Het jonge polderlandschap, op mariene kleien en zanden, is tijdens de voorbije eeuwen uit de zee geboren. In het zuiden wordt het door een ketting van dijken van een veel ouder landschap op dekzanden afgesloten. Het huidige krekengebied was voor de overstromingen, die vanaf de 12de eeuw het gebied troffen, een dekzandgebied dat reeds ontgonnen was en van een grachten- en wegenstelsel voorzien. Ten noorden van de dekzandrug loopt dit 12de- eeuwse landschap onder het polderdek verder. Naarmate men noordelijker gaat daalt de hoogteligging en stijgt de grondwaterspiegel relatief, tot boven het maaiveld. Hierdoor komen er steeds meer moerassen voor en kon een veenpakket tot ontwikkeling komen.
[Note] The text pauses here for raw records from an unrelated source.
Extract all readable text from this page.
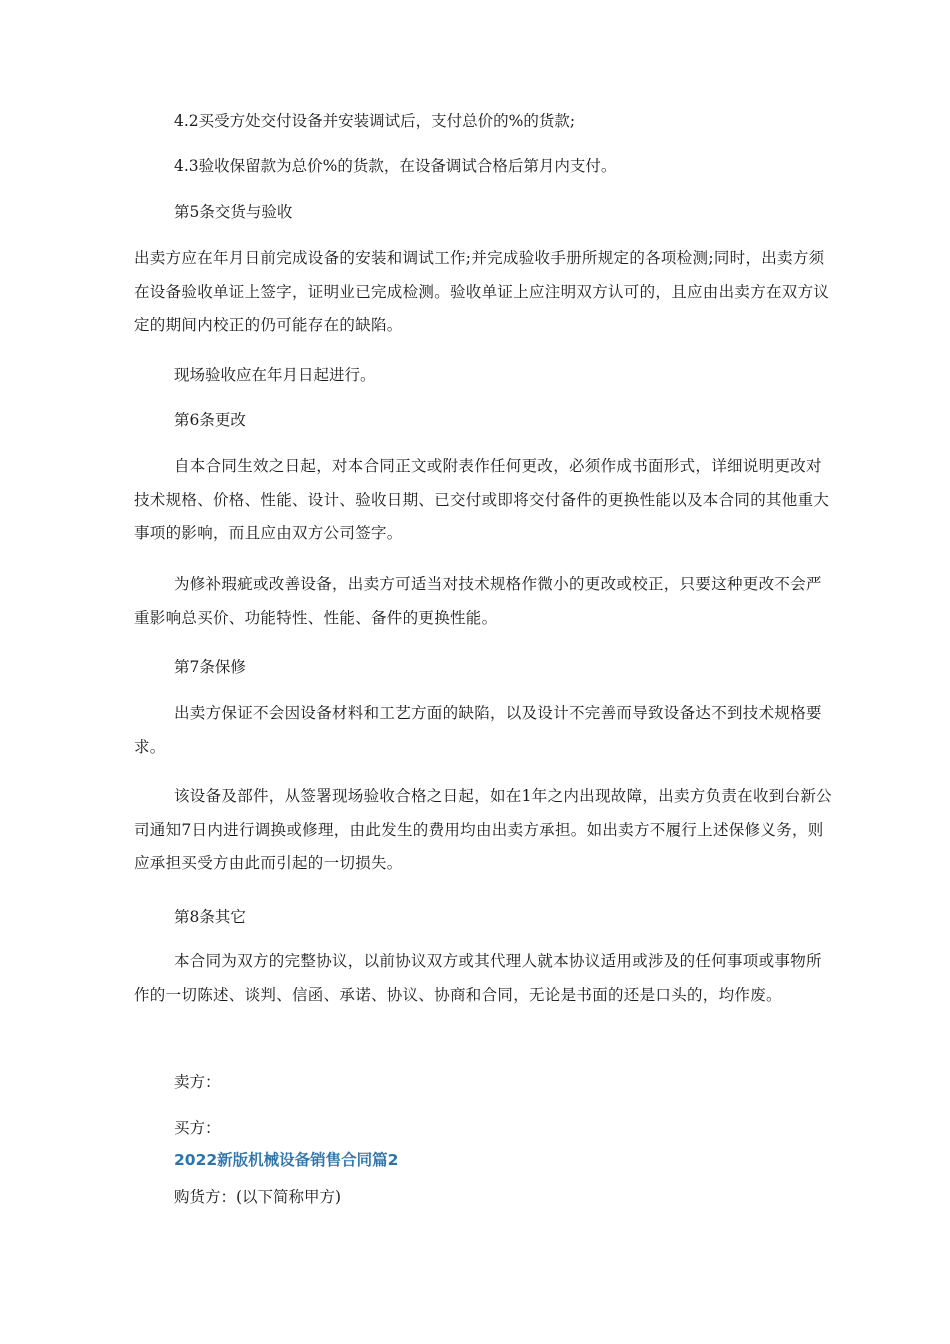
4.2买受方处交付设备并安装调试后，支付总价的%的货款;

4.3验收保留款为总价%的货款，在设备调试合格后第月内支付。

第5条交货与验收

出卖方应在年月日前完成设备的安装和调试工作;并完成验收手册所规定的各项检测;同时，出卖方须在设备验收单证上签字，证明业已完成检测。验收单证上应注明双方认可的，且应由出卖方在双方议定的期间内校正的仍可能存在的缺陷。

现场验收应在年月日起进行。

第6条更改

自本合同生效之日起，对本合同正文或附表作任何更改，必须作成书面形式，详细说明更改对技术规格、价格、性能、设计、验收日期、已交付或即将交付备件的更换性能以及本合同的其他重大事项的影响，而且应由双方公司签字。

为修补瑕疵或改善设备，出卖方可适当对技术规格作微小的更改或校正，只要这种更改不会严重影响总买价、功能特性、性能、备件的更换性能。

第7条保修

出卖方保证不会因设备材料和工艺方面的缺陷，以及设计不完善而导致设备达不到技术规格要求。

该设备及部件，从签署现场验收合格之日起，如在1年之内出现故障，出卖方负责在收到台新公司通知7日内进行调换或修理，由此发生的费用均由出卖方承担。如出卖方不履行上述保修义务，则应承担买受方由此而引起的一切损失。

第8条其它

本合同为双方的完整协议，以前协议双方或其代理人就本协议适用或涉及的任何事项或事物所作的一切陈述、谈判、信函、承诺、协议、协商和合同，无论是书面的还是口头的，均作废。

卖方：

买方：

2022新版机械设备销售合同篇2

购货方：(以下简称甲方)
Waar het veendek het dikste is, is ook het bovenliggende mariene kleipakket dik waardoor deze veenlagen nu niet meer in het landschap te herkennen zijn. Het is pas vanaf de 12de eeuw dat dit gebied in de greep van zware zeeoverstromingen komt. Voor het ontstaan van de huidige benedenloop van de Westerschelde in 836 konden de noordwesterstormen immers niet zover landinwaarts dringen. Het gebied, dat niet door duinengordels beschermd is, kende de ene na de andere catastrofale overstroming, waarbij telkens nieuwe lagen marien zand en klei op de dekzanden worden afgezet. De mariene oorsprong van de kreken is nog duidelijk herkenbaar door het voorkomen van zoutminnende planten.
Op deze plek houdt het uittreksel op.